This is part 1 in a four-part series of blogs documenting the early history of Paignton Zoo
As Paignton Zoo celebrates its centenary year, we have been looking back through 100 years of zoo history. The story begins with Herbert Whitley, the founder of Paignton Zoo, and the early years which evolve from his private collection of plants and animals into the zoo that we know and love today.
Herbert’s family history
Herbert Whitley was born in 1886 in Liverpool to politician and beer entrepreneur Edward Ewart Whitley and his wife Eleanor. Edward was a senior partner at the Greenall–Whitley brewery empire and, as a result, was enormously wealthy. Herbert was the fourth of Whitley’s five children and spent much of his early life at boarding school, as was the custom for children of well-to-do families at the time. When Edward Whitley died in 1892, his large estate passed to his family.
Relocating to Paignton
In 1904, shortly after Herbert finished school, the Whitley family relocated to Paignton. They purchased Primley House, the former residence of the notable Belfield family, along with the surrounding estate. Some of these grounds would later become the site for Paignton Zoo and the nature reserves of Clennon Gorge and Primley Woods. The house itself is now run as a care home and has been listed as grade II heritage building for its historical importance.
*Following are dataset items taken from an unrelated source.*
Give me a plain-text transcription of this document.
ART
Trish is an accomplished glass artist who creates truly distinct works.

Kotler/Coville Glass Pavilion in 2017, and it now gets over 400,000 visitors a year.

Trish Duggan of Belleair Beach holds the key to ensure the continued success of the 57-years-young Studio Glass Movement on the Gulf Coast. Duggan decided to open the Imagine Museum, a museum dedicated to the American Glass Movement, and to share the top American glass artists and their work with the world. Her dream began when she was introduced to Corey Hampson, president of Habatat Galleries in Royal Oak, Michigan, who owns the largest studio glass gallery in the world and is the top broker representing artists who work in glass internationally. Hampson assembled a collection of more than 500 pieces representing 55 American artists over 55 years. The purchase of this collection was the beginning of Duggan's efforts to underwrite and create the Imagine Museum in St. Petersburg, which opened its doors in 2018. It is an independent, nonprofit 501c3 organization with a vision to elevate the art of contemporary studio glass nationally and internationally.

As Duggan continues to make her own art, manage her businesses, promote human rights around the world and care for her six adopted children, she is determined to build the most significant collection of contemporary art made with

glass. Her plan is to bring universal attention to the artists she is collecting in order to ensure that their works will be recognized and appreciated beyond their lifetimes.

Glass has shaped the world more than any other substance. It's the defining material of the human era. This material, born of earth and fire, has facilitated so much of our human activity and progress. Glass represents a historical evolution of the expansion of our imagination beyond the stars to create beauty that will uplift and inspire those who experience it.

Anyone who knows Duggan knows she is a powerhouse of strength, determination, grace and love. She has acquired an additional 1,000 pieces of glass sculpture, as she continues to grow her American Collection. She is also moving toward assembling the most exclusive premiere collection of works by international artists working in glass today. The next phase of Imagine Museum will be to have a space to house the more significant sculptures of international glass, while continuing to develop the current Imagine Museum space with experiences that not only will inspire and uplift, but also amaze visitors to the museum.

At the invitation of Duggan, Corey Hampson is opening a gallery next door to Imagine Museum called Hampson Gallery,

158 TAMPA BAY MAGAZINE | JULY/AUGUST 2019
While the Whitley family settled into their new home, Herbert went off to Cambridge University to study agriculture. When he returned in 1907, he continued to pursue his interest in the natural world. He spent lots of his time cultivating plants in the sixteen greenhouses adjoining the family home as well as breeding livestock with his brother William.
Herbert’s eye for detail in breeding livestock led to many cabinets worth of trophies and prizes. He had a particular fascination for the colour blue, and invested considerable time and effort into creating varieties of plant and animal with a blue hue. Several of Herbert’s botanical creations survive to this day, along with detailed pedigree records of his numerous breeding successes. (This might have been a precursor to the coordinated breeding programmes and studbooks which underpin much of a modern zoo’s conservation efforts.)
Alongside livestock, Herbert’s other abiding obsession was pigeons. He employed a pigeon manager to oversee the care and breeding of over 150 varieties of domestic pigeon, which he kept in a large pigeon loft. In the early years of his zoo, Herbert displayed perhaps the largest array of pigeon varieties ever assembled in Europe. In the 40s, he contributed to the war effort by breeding homing pigeons to be used to carry important messages.
Despite his wealth, Herbert was known for dressing scruffily: he almost never wore a tie and preferred an open-necked shirt, which would have raised eyebrows in his time especially among his high-society peers. People often mistook him for a farmer or gardener, not the owner of a successful country estate and later a zoo. Perhaps he preferred it this way, as Herbert was a shy man who was famously awkward in the company of women. He never married, and the closest female companion he ever kept was staff member and animal keeper Gladys Salter, who remained with him throughout his life.
Expanding Herbert’s empire
In 1920, Herbert built ‘the fish passage’: a corridor lined with aquariums and terrariums that housed a colourful assortment of aquatic animals and plants. This passage linked his office to the greenhouses, which were filled with botanical and zoological specimens from all around the world. A year later, in 1921, he purchased land surrounding Slapton Ley on the South Devon coast. The Ley, a freshwater lake separated from the sea by a gravel spit, had been under threat from development, and in a move that was almost unprecedented for the time, Herbert bought the land to protect it. This land, now a nature reserve, is still owned by our charity Wild Planet Trust who continue to protect and study the site.
As Herbert’s collection of plants and animals grew, he began building a bespoke site designated for housing all of these specimens. It was in 1923 that he decided to open this site up for public viewing, and Torbay Zoological Gardens (now known as Paignton Zoo) was founded. At a cost of 1 shilling for adults and 6pence for children, it was one of only a handful of zoos in the country at this time. Herbert had intended the zoo to be a place of learning and a means of educating its visitors about the natural world by experiencing it first-hand: a mission that remains as true today as it was in 1923.